Berkah Putaran Si Mungil
- VIVA.co.id/Purna Karyanto
VIVA.co.id – Sekumpulan orang mengelilingi meja berukuran 2 x 3 meter di pinggir Jalan Jenderal Basuki Rahmat, Cipinang Besar, Jakarta Timur, Kamis 13 Juli 2017. Di atas meja itu bertumpuk berbagai jenis mainan yang kini tengah digandrungi anak-anak, fidget spinner.
Siang itu cuaca sangat terik. Suara bising kendaraan bermotor tak menghalangi keinginan mereka berburu mainan yang dapat diputar dengan poros tepat di tengahnya itu.
Di Pasar Gembrong itu, salah satu lokasi penjualan mainan terbesar di Kota Jakarta, anak-anak hingga pria dewasa berdesakan untuk satu per satu mencoba memutar mainan tersebut. Dari model biasa hingga terbaru dengan cahaya yang bisa berganti-ganti mudah ditemukan di lapak pedagang mainan itu.
“Ini yang ada lampunya, ini yang model terbaru.
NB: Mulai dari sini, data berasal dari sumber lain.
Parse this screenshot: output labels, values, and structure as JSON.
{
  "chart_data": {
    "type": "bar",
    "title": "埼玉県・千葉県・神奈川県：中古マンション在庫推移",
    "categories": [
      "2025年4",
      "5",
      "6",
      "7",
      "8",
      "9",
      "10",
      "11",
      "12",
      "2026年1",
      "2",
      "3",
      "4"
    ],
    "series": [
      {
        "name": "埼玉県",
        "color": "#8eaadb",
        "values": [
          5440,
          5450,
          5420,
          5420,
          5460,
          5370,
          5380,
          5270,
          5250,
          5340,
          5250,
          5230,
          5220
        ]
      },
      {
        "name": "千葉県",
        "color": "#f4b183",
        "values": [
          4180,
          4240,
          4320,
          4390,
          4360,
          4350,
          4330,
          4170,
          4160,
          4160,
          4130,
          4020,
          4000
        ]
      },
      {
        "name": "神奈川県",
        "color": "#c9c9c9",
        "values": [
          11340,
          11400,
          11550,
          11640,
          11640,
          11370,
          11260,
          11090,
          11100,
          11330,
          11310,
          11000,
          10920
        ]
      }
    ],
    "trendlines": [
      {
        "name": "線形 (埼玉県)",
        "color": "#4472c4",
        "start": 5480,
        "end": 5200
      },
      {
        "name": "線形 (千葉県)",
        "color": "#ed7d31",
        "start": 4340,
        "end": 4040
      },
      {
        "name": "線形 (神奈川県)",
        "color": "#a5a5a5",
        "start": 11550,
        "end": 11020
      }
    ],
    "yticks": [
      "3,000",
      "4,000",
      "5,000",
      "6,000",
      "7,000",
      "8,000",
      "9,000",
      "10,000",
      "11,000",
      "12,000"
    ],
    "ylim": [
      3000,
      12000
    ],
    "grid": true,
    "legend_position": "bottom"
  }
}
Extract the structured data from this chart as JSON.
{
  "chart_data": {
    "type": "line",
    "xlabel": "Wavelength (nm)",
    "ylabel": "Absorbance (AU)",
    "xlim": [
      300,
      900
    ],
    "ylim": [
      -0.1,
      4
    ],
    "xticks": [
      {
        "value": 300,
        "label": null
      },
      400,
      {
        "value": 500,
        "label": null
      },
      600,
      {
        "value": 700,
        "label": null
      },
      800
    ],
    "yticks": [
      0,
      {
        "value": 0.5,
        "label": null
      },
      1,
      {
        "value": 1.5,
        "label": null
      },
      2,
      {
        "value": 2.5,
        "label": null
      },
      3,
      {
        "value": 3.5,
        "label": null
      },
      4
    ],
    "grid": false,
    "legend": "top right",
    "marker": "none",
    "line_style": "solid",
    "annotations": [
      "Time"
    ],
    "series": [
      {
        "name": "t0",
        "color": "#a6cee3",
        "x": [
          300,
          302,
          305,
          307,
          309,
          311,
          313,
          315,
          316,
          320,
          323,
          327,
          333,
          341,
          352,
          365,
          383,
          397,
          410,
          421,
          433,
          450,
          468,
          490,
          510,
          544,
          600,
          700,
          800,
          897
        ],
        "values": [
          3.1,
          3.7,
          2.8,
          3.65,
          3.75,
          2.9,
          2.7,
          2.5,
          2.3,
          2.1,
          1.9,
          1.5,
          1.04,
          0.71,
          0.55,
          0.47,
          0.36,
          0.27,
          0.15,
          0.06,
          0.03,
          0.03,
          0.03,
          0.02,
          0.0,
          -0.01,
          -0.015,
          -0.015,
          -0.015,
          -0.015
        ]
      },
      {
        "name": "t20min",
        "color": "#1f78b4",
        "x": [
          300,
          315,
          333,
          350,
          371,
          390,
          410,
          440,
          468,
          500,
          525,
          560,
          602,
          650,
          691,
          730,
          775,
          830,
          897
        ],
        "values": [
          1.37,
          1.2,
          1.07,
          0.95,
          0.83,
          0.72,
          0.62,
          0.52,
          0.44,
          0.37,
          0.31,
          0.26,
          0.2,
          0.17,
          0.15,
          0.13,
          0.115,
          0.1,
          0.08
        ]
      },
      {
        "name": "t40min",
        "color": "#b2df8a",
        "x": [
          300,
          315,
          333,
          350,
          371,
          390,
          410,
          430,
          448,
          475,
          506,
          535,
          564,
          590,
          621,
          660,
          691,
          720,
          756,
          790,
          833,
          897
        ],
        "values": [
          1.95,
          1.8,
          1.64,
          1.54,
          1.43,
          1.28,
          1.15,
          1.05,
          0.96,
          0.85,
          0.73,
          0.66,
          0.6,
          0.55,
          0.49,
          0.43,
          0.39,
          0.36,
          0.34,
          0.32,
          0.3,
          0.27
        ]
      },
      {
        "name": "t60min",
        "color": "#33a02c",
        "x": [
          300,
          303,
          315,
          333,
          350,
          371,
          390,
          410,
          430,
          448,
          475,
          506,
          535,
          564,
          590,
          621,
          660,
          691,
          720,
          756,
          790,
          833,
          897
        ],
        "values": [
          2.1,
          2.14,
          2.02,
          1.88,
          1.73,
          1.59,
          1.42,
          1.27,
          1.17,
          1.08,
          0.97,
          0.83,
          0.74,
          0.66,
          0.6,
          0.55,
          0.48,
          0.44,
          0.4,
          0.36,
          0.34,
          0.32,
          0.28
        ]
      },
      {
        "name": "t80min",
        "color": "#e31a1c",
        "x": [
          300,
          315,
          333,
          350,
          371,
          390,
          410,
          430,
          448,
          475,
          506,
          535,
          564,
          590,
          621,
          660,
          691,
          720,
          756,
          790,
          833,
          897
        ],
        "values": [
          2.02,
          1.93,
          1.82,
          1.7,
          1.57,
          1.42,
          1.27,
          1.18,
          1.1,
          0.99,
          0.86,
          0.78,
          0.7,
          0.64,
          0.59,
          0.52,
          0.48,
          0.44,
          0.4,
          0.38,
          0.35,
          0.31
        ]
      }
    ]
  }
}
Ini lampunya satu, tapi bisa ganti-ganti cahaya lampunya,” kata Misrina kepada seorang perempuan yang hendak membeli fidget spinner.
Salah satu toko yang menjual mainan anak-anak di Pasar Gembrong, Jakarta Timur. (VIVA.co.id/Fikri Halim)
Misrina adalah seorang gadis muda usia 18 tahun yang menjajakan fidget spinner di depan tokonya, Rizta Toys di Pasar Gembrong. Selain itu, ia menjual sejumlah mainan lainnya seperti drone di dalam tokonya.
“Iya, kan spinner ini memang lagi booming, lagi banyak yang nyari. Jadi sengaja taruh meja khusus untuk jual spinner ini di depan (bahu jalan),” kata Misrina kepada VIVA.co.id, Kamis 13 Juli 2017.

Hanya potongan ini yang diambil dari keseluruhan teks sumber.